INVESTIGATION OF THE BEHAVIOR AND PROGRESSIVE COLLAPSE OF MID - RISE STEEL MOMENT-RESISTING FRAMES EXPOSED TO FIRE

This paper investigates the behavior of mid-rise steel moment-resisting frames (MRF) subjected to compartment fire and progressive collapse scenarios due to floor drop and column removal. In this study, initially, a typical 15-story building with a moment- resisting frame system and a story height of 3.2 (m) was designed using relevant chapters of national building code of Iran for conventional gravity and lateral loads.

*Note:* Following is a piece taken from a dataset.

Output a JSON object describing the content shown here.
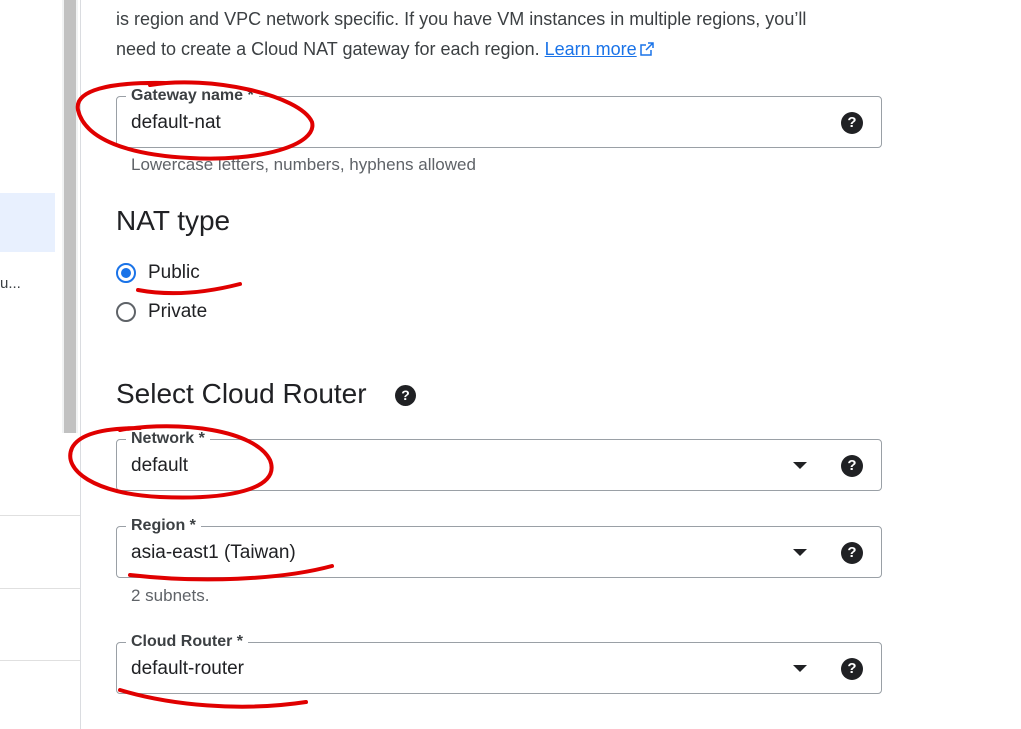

In order to perform thermal analyses, the most critical frame of this structure is modelled using OpenSees software. Then the nonlinear behavior of the frame is studied at elevated temperatures under different scenarios. In these analyses, the structure is subjected to both gravity and thermal loading simultaneously. Moreover, for performing thermal analysis, a standard fire curve (ISO834) is used. Results of this study indicate that beams do not deform significantly until approximately 400\circC; however, after that, vertical displacements of beams increase significantly due to degrading mechanical properties of steel. Moreover; beams deform and collapse at about 500\circC to 650\circC. In addition, the beam heating initially causes axial forces in the beams due to thermal expansion restraint. Furthermore, Demand to Capacity Ratios of beams increase from early stages of fire and the most increase of DCRnom occurs at about 350\circC to 400\circC. Demand to Capacity Ratios of columns increase from early stages of fire, causing the columns to reach their linear limit state in early stages. This behavior results from the thermal expansion of heated floor, which induce large horizontal displacement and, consequently, cause additional bending moment in the outer column. Moreover, by one story floor drop, columns survive up to 500\circC. However, at higher temperatures (about 600\circC to 750\circC), these heated columns lose their strength and buckle. In column removal scenarios, in the first and 7th stories, where beams lose their strength at about 200\circC and 400\circC, respectively, more damage is observed compared to floor drop scenarios. Fire in lower stories of structures is more critical than that in upper stories since they carry more gravity loads and start to behave nonlinearly at lower temperatures. Moreover, fire in the middle spans produces a more critical situation than that in the end spans, and interior columns are more critical than corner columns.